We were unable to explain the actually fluorescing bands. However, since they were quite bright, a band only exhibiting little fluorescence might be not picked up. So to find if our intein was active but the resulting fluorescence overshadowed, we attempted another analysis using a MALDI-TOF mass spectrometer. At the same time, we tried to find out what caused the fluorescing bands.

Maldi II: Peptide coupling/functional assay

We cut out the bands indicated in the graphic below and treated them as explained here . Trying to fit the peaks to the expected protein (NAGA) yielded a sequence coverage of 18.2% and an intensity coverage of 2.9%. This result cannot be considered significant.

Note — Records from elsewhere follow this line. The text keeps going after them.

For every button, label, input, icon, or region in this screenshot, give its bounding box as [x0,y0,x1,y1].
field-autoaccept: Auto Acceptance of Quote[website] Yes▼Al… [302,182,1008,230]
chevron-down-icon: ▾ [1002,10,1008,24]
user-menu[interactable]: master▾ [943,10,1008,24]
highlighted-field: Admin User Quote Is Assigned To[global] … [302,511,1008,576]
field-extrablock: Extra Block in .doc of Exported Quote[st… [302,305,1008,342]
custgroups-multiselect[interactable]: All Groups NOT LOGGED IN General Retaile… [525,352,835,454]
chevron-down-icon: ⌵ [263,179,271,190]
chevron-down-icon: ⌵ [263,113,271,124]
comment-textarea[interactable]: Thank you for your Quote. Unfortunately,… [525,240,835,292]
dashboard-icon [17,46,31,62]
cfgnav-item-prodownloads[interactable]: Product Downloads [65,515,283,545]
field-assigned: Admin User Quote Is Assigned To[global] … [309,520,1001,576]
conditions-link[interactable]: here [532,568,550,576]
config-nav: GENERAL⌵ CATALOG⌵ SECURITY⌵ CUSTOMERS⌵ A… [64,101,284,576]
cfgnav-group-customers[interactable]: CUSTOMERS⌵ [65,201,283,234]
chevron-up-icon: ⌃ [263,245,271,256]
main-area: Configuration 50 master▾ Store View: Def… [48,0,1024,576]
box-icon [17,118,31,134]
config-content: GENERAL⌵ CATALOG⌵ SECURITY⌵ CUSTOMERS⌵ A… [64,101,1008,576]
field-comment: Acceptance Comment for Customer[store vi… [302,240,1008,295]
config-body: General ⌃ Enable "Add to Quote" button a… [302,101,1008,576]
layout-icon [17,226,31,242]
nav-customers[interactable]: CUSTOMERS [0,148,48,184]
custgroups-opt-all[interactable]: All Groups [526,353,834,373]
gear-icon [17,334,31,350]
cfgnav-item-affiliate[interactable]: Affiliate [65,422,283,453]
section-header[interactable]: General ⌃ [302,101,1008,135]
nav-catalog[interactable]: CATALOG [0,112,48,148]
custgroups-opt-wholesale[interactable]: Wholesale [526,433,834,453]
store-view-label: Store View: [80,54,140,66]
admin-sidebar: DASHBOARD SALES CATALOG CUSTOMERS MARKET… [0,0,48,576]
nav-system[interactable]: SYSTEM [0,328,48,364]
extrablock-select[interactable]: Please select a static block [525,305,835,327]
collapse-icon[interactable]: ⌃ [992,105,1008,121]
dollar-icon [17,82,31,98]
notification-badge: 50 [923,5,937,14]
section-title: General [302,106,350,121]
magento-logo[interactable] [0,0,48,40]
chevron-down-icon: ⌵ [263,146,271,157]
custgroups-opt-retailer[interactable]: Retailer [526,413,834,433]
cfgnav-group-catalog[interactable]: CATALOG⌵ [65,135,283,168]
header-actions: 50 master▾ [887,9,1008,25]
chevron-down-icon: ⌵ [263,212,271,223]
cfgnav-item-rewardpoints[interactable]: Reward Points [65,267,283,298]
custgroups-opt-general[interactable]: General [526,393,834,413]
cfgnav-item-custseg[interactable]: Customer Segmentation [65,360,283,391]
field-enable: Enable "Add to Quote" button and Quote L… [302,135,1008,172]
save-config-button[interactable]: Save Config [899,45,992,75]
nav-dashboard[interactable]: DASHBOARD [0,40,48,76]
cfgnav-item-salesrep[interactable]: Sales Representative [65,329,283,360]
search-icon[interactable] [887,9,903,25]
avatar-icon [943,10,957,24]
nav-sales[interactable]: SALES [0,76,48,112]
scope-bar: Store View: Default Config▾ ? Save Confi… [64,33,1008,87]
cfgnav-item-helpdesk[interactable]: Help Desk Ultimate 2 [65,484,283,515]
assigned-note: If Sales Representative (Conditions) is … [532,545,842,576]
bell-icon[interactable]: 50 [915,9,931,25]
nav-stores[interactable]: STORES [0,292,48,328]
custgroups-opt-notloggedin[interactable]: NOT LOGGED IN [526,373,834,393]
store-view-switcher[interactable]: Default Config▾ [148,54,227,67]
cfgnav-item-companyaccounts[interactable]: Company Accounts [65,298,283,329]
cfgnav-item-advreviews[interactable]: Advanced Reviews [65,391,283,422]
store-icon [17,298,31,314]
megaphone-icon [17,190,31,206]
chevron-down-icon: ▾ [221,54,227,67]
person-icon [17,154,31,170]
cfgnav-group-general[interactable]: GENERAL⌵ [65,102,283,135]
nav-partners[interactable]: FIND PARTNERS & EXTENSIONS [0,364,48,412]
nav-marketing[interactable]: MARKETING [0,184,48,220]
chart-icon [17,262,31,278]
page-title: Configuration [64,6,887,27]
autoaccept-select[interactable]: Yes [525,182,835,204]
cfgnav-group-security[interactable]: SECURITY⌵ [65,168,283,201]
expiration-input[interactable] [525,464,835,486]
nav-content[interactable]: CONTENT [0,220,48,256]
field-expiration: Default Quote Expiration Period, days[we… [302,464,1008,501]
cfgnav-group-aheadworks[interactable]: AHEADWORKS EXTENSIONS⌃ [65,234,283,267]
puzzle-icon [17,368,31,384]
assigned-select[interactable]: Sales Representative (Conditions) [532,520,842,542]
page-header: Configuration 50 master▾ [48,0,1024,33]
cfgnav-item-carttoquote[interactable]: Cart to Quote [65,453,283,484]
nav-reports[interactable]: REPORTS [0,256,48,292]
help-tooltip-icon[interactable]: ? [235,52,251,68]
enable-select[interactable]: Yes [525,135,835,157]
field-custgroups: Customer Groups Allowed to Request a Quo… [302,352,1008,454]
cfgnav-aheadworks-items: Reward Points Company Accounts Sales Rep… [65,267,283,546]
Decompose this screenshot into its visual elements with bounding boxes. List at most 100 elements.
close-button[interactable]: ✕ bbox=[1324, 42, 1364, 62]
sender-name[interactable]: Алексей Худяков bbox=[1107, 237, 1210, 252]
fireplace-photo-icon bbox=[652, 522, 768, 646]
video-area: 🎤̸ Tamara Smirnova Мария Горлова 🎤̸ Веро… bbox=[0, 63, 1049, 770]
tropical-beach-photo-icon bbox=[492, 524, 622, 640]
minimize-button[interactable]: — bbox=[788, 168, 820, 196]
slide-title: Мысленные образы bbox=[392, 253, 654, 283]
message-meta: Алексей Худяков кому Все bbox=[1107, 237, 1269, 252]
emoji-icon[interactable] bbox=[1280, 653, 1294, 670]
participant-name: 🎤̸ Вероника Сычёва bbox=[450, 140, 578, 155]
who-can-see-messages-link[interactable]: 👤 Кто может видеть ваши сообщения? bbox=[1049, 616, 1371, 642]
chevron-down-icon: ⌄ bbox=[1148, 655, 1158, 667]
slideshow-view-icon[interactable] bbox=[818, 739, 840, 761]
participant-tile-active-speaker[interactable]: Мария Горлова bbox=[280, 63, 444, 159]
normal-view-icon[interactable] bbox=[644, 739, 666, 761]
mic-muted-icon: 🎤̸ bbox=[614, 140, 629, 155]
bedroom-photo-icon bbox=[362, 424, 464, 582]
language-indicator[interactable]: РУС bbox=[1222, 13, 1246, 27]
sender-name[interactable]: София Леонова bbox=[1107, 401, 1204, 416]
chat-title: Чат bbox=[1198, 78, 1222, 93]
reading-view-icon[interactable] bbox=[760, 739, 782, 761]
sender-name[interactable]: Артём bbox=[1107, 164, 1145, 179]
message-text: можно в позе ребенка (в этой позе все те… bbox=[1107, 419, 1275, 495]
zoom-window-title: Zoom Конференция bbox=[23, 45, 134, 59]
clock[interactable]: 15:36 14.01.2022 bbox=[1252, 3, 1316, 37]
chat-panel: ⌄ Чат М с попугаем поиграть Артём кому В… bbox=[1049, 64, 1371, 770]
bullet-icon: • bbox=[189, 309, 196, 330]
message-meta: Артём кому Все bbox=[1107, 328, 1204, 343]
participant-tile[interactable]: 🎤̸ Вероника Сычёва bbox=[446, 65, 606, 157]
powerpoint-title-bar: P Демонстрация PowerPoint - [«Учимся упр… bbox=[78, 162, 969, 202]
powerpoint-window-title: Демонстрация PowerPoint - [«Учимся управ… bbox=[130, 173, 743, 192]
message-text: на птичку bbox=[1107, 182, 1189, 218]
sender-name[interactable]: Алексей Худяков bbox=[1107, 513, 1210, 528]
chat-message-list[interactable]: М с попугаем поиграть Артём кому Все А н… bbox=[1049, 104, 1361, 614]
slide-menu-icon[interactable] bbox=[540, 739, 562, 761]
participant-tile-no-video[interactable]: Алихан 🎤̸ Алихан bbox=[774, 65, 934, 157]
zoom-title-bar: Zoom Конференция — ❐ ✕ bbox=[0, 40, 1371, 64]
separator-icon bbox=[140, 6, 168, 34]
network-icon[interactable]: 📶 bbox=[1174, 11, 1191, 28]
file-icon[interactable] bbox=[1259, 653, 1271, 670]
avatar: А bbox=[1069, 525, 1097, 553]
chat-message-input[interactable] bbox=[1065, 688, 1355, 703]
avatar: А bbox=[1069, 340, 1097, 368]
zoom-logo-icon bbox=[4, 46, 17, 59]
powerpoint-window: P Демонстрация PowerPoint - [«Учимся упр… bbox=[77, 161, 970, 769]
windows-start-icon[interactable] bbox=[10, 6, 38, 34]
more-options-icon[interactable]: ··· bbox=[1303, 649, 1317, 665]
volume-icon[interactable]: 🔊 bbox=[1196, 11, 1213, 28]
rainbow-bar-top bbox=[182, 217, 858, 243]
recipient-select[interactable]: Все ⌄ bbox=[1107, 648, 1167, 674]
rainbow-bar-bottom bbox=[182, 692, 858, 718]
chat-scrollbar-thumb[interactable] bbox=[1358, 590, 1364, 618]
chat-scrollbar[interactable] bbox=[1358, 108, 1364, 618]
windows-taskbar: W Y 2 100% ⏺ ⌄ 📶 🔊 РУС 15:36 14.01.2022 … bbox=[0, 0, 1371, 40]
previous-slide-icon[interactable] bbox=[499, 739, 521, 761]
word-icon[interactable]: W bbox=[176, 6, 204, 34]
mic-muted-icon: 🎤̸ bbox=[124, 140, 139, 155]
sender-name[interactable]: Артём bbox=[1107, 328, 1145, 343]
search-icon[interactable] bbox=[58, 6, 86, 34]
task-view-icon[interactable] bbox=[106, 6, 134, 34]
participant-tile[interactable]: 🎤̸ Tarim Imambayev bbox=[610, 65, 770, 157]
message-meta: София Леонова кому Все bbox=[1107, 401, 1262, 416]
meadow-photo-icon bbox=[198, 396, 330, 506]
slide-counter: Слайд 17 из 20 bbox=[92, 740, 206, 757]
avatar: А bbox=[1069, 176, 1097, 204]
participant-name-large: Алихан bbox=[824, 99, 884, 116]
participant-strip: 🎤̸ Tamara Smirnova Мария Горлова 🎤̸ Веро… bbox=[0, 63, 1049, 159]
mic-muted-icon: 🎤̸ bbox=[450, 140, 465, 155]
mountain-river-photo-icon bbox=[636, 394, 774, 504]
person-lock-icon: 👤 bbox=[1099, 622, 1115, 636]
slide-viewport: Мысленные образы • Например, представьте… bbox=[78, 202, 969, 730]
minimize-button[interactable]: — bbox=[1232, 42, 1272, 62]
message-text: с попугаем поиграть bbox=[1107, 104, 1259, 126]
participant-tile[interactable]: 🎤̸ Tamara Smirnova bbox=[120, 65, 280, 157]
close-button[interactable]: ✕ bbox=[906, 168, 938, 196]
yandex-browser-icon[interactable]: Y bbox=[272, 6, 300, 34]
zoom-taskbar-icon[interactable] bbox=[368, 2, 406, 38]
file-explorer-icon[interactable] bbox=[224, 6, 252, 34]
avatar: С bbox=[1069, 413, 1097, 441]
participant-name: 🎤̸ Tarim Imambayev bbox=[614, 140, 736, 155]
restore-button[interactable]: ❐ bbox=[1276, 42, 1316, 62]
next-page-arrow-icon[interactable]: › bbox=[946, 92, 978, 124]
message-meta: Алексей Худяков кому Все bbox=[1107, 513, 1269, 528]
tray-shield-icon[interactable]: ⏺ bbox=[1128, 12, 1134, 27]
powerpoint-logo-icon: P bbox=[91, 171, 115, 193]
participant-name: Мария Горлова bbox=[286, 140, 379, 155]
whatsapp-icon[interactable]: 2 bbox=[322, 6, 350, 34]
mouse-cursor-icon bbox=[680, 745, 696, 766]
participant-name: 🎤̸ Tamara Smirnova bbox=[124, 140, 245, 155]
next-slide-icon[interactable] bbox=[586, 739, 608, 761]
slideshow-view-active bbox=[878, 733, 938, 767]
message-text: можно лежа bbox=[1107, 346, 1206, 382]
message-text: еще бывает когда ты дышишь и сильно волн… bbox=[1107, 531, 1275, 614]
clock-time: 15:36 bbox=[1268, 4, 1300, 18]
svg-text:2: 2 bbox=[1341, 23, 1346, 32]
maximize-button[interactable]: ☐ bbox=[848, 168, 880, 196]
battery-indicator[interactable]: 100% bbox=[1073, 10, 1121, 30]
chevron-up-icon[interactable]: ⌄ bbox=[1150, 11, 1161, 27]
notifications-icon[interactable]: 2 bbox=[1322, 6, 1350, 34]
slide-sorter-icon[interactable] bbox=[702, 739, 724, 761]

The two other gel pieces we analyzed turned out with high probability to be ribosomal proteins. However, an additional SDS-PAGE revealed that loading the peptide without the purified protein resulted in the same pattern of fluorescing bands (data not shown). While neither the MALDI experiment, nor the fluorescence assay were able to confirm the activity of our intein, the SDS-PAGE does suggest that the intein is active at least insofar that N-Cleavage can occur.

For further experiments the used concentration of peptide for the coupling assay would need to be adjusted to allow the lower fluorescence of the product to be picked up by the instrument. Further, the buffer conditions may be optimized to match the conditions described by [Appleby 2009]. Further MS experiments would have to be conducted on more thoroughly purified samples, with more tightly cut bands and on a more powerful instrument.